Where do I find the option to change the graphics driver in openSUSE 13.1 GNOME?
I know that I can go through this >> https://en.opensuse.org/SDB:NVIDIA_drivers but I didn’t know if I can look at what is pre-installed on the Live ISO.
You might tell us what kind of graphics card you have, and what driver you are running right now, and which one you want. Install the package Mesa-demo-x, and then run the following command as a normal user:
glxinfo | grep -i opengl
Paste the output here.
The recommended solution is to add “nomodeset” to the boot command line while booting the installer. Or, if that option exists, hit the graphics mode function key (I think it is F3) and select “NoKMS”.
That gives you a workable boot for installing. You can add the Nvidia drivers later.
There is no option in GNOME to change the graphics driver.
So you have an nvidia card and want to switch to the nvidia driver?
Well, it is not on the Live ISO, so you are most likely using nouveau.
You can have a look in GNOME’s settings->Details, this should show which graphics driver is used.
If you want to use the nvidia driver, just install it and it should be used automatically.
But this probably won’t work on a Live ISO.
If you copied it to an USB drive, you could actually install it (you obviously can’t on a DVD ), but I’m not sure if the writeable overlay is mounted in time for the driver to work.
I’m currently running a nVidia Geforce GTS 250 on the GNOME Live ISO. The video works fine with whatever it uses by default, other than the GPU fan runs high until I install the proper nVidia driver. It’s this way on all the other Linux distro’s I’ve used on this PC, so that’s not uncommon.

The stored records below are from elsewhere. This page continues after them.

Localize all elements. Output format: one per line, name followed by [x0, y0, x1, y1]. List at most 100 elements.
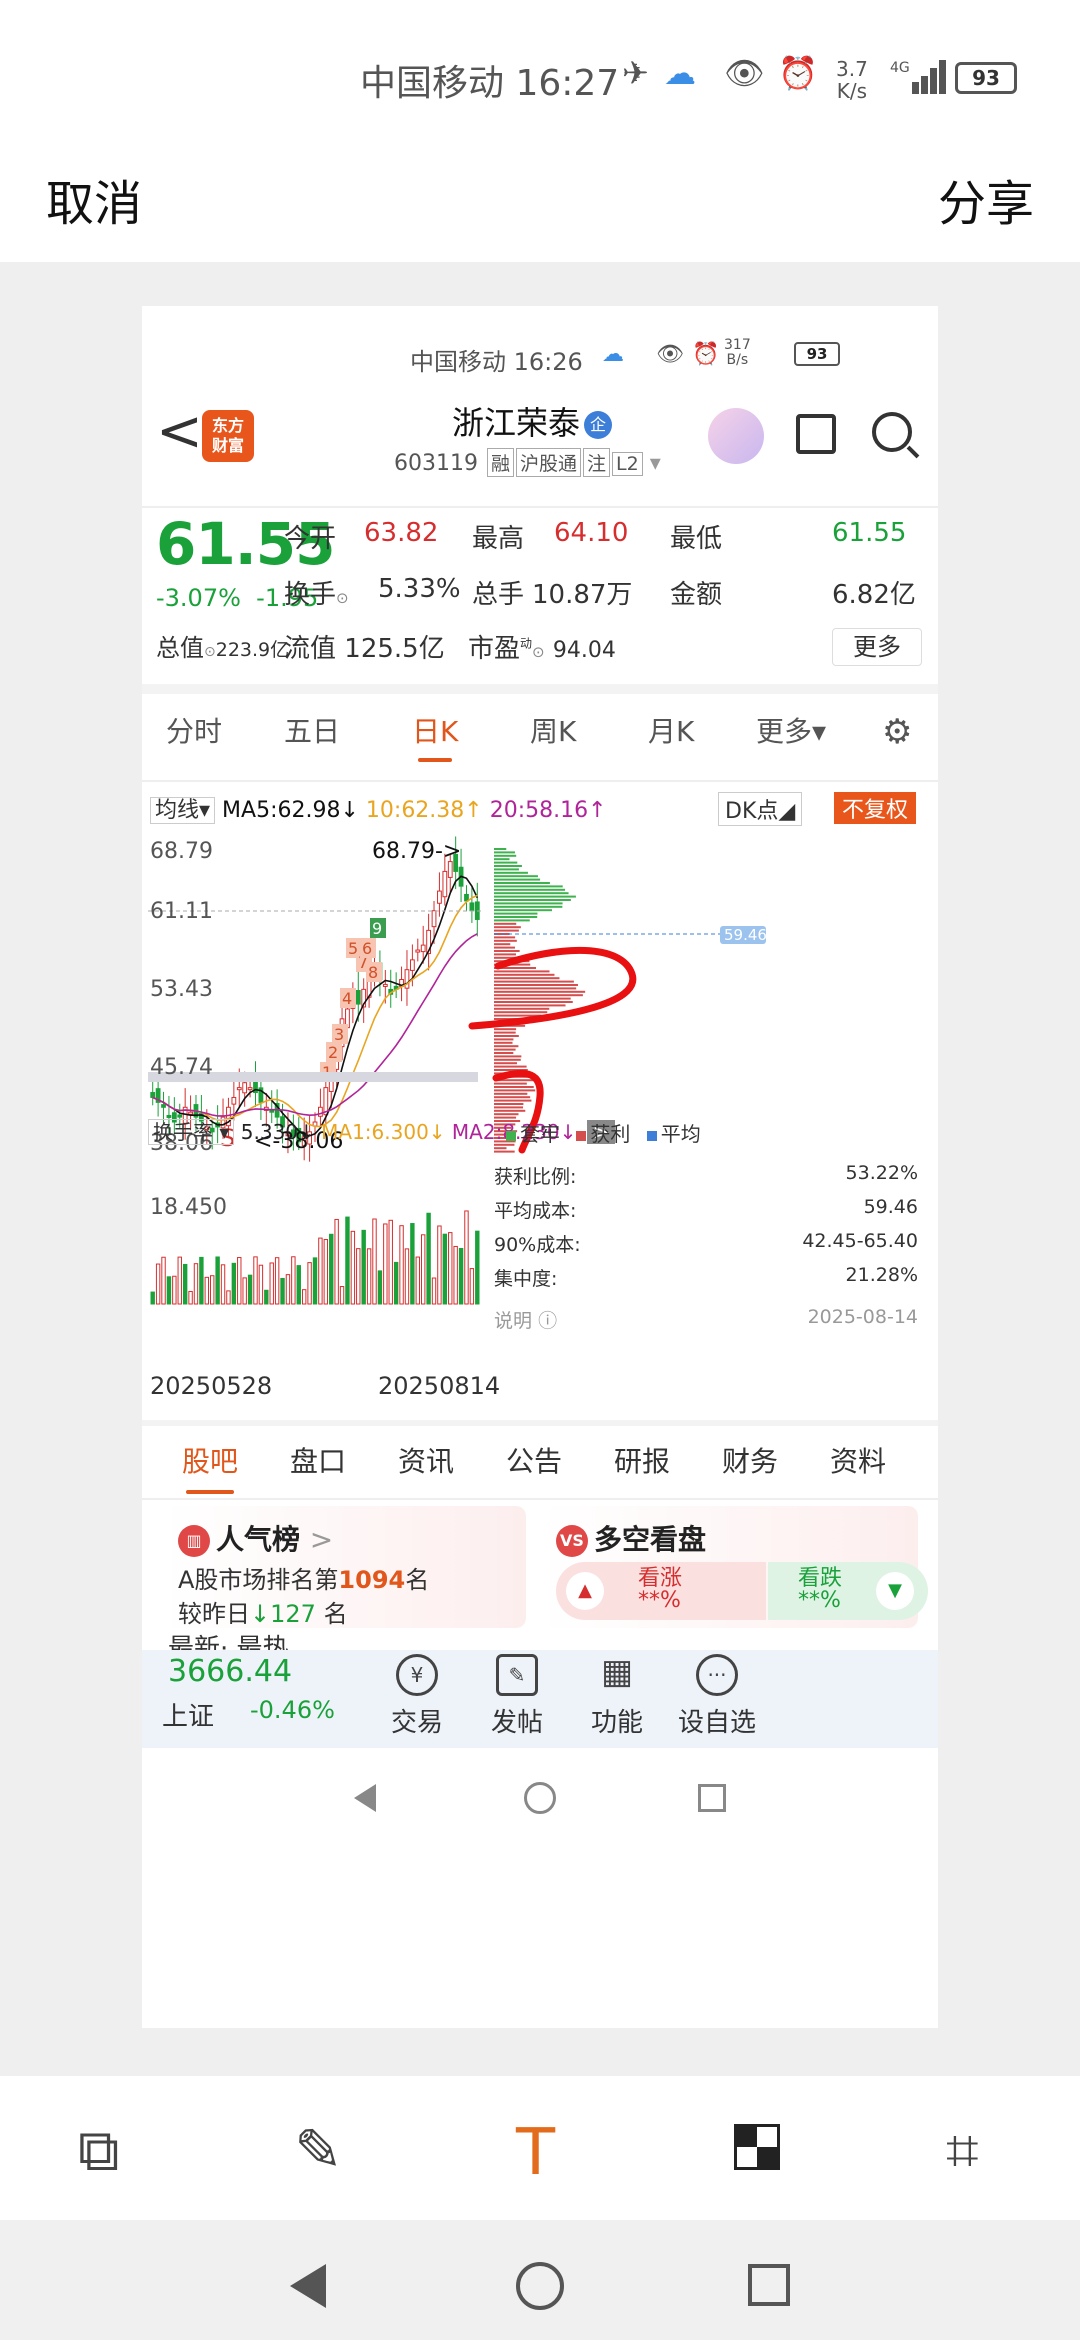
volume-bar — [356, 1248, 361, 1305]
volume-bar — [399, 1225, 404, 1305]
stock-code-row[interactable]: 603119 融沪股通注 L2 ▾ — [394, 448, 661, 477]
volume-bar — [469, 1268, 475, 1305]
mosaic-blur-icon[interactable] — [734, 2124, 780, 2170]
candle-body — [382, 983, 388, 987]
assistant-avatar[interactable] — [708, 408, 764, 464]
share-external-icon[interactable] — [796, 414, 836, 454]
volume-bar — [372, 1218, 377, 1305]
nav-add-watchlist[interactable]: ··· 设自选 — [672, 1650, 762, 1739]
volume-bar — [253, 1256, 258, 1305]
chip-bar — [494, 973, 555, 976]
chip-bar — [494, 1007, 550, 1010]
chip-bar — [494, 1052, 514, 1054]
chip-bar — [494, 994, 583, 997]
inner-system-nav — [142, 1748, 938, 1848]
chip-bar — [494, 885, 563, 888]
app-logo[interactable]: 东方 财富 — [202, 410, 254, 462]
inner-status-bar: 中国移动 16:26 ☁ 👁 ⏰ 317 B/s 93 — [142, 306, 938, 386]
volume-bar — [204, 1276, 210, 1305]
candle-body — [242, 1082, 248, 1094]
turnover-value: 5.33% — [378, 574, 461, 604]
volume-ma1: MA1:6.300↓ — [321, 1120, 446, 1144]
volume-select[interactable]: 换手率 ▾ — [148, 1119, 235, 1145]
candle-body — [231, 1096, 237, 1105]
more-button[interactable]: 更多 — [832, 628, 922, 666]
volume-bar — [345, 1216, 350, 1305]
no-adjust-button[interactable]: 不复权 — [834, 792, 917, 824]
high-label: 最高 — [472, 524, 525, 554]
chip-bar — [494, 1065, 527, 1068]
chip-bar — [494, 1004, 566, 1007]
candle-body — [442, 870, 448, 898]
volume-bar — [199, 1256, 204, 1305]
tab-daily-k[interactable]: 日K — [412, 710, 458, 762]
chip-note-link[interactable]: 说明 — [494, 1310, 532, 1332]
chip-bar — [494, 1041, 513, 1044]
tab-finance[interactable]: 财务 — [722, 1440, 778, 1480]
bullish-button[interactable]: ▲ 看涨 **% — [556, 1562, 766, 1620]
tab-monthly-k[interactable]: 月K — [648, 710, 694, 750]
volume-bar — [420, 1234, 426, 1305]
tab-weekly-k[interactable]: 周K — [530, 710, 576, 750]
divider — [142, 780, 938, 782]
inner-network-speed: 317 B/s — [724, 337, 751, 368]
tab-more[interactable]: 更多▾ — [756, 710, 826, 750]
date-start: 20250528 — [150, 1372, 273, 1400]
back-icon[interactable] — [290, 2264, 326, 2308]
pen-tool-icon[interactable]: ✎ — [294, 2116, 343, 2184]
volume-bar — [437, 1225, 442, 1305]
ma-select[interactable]: 均线▾ — [150, 797, 216, 824]
tab-orderbook[interactable]: 盘口 — [290, 1440, 346, 1480]
mosaic-tool-icon[interactable]: ⧉ — [78, 2116, 119, 2185]
chip-bar — [494, 848, 507, 850]
home-icon[interactable] — [516, 2262, 564, 2310]
more-dots-icon: ··· — [696, 1654, 738, 1696]
tab-research[interactable]: 研报 — [614, 1440, 670, 1480]
turnover-label: 换手⊙ — [284, 580, 349, 610]
gear-icon[interactable]: ⚙ — [882, 712, 912, 752]
info-icon[interactable]: ⓘ — [538, 1310, 557, 1332]
tick-last: 61.11 — [150, 899, 213, 924]
tag-margin: 融 — [486, 448, 514, 477]
volume-bar — [280, 1277, 285, 1305]
nav-post[interactable]: ✎ 发帖 — [472, 1650, 562, 1739]
alarm-icon: ⏰ — [778, 54, 818, 92]
popularity-card[interactable]: ▥ 人气榜 > A股市场排名第1094名 较昨日↓127 名 — [164, 1506, 526, 1628]
chip-bar — [494, 1086, 534, 1088]
crop-tool-icon[interactable]: ⌗ — [946, 2116, 979, 2185]
nav-functions[interactable]: ▦ 功能 — [572, 1650, 662, 1739]
status-bar: 中国移动 16:27 ✈ ☁ 👁 ⏰ 3.7 K/s 4G 93 — [0, 0, 1080, 150]
candle-body — [469, 902, 475, 912]
nav-trade[interactable]: ¥ 交易 — [372, 1650, 462, 1739]
text-tool-icon[interactable]: T — [516, 2116, 555, 2190]
kline-chart[interactable]: 123457689 59.46 68.79 61.11 53.43 45.74 … — [142, 834, 938, 1374]
volume-bar — [393, 1261, 399, 1305]
recents-icon[interactable] — [748, 2264, 790, 2306]
chip-bar — [494, 1103, 524, 1105]
chip-bar — [494, 1089, 536, 1092]
cancel-button[interactable]: 取消 — [46, 164, 142, 234]
ma10-value: 10:62.38↑ — [365, 798, 483, 823]
ma5-value: MA5:62.98↓ — [222, 798, 359, 823]
tag-registration: 注 — [583, 448, 611, 477]
chip-bar — [494, 1109, 526, 1112]
search-icon[interactable] — [872, 412, 912, 452]
chip-bar — [494, 1062, 517, 1065]
tab-profile[interactable]: 资料 — [830, 1440, 886, 1480]
volume-bar — [210, 1275, 215, 1305]
candle-body — [431, 910, 437, 928]
editor-toolbar: ⧉ ✎ T ⌗ — [0, 2076, 1080, 2220]
share-button[interactable]: 分享 — [938, 164, 1034, 234]
tab-intraday[interactable]: 分时 — [166, 710, 222, 750]
index-value[interactable]: 3666.44 — [168, 1654, 292, 1689]
candle-body — [415, 949, 421, 953]
bearish-button[interactable]: 看跌 **% ▼ — [768, 1562, 928, 1620]
tab-news[interactable]: 资讯 — [398, 1440, 454, 1480]
back-icon[interactable]: < — [156, 402, 203, 462]
tab-forum[interactable]: 股吧 — [182, 1440, 238, 1494]
tab-five-day[interactable]: 五日 — [284, 710, 340, 750]
volume-bar — [464, 1210, 469, 1305]
chip-bar — [494, 1150, 515, 1153]
dk-point-button[interactable]: DK点◢ — [718, 792, 803, 826]
tab-announcements[interactable]: 公告 — [506, 1440, 562, 1480]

I’m just used to opening the “Additional Drivers” menu in other distro’s and selecting whatever drivers I need for the GPU/WiFi/etc
Makes sense. I’ll see if I can proceed with the openSUSE 13.1 GNOME install and go from there. Thanks!
Yes it is, though I have not tested that. The overlay is mounted very early. But it is too late to affect the actual loading of a kernel. It might be too late to blacklist “nouveau”, so perhaps you would still need “nomodeset” on the boot command line. It is mounted well before X is started.
I just resurrected my old AMD X24400+ today and dropped a Nvidia 8800GT I had lying around for giggles, the latest nvidia blob blacklists the nouvea driver in the script, I just needed to reboot after setting;
systemctl set-default multi-user.target
shutdown -r now
When the system came back up, logged in as root user, then;
sh NVIDIA-Linux-x86_64-340.32.run -a
systemctl set-default graphical.target
shutdown -r now
Right, I knew that.
I was rather worried about the initrd/plymouth.
If that initializes the graphics before the overlay is there, nouveau will be loaded and prevents the nvidia driver from working.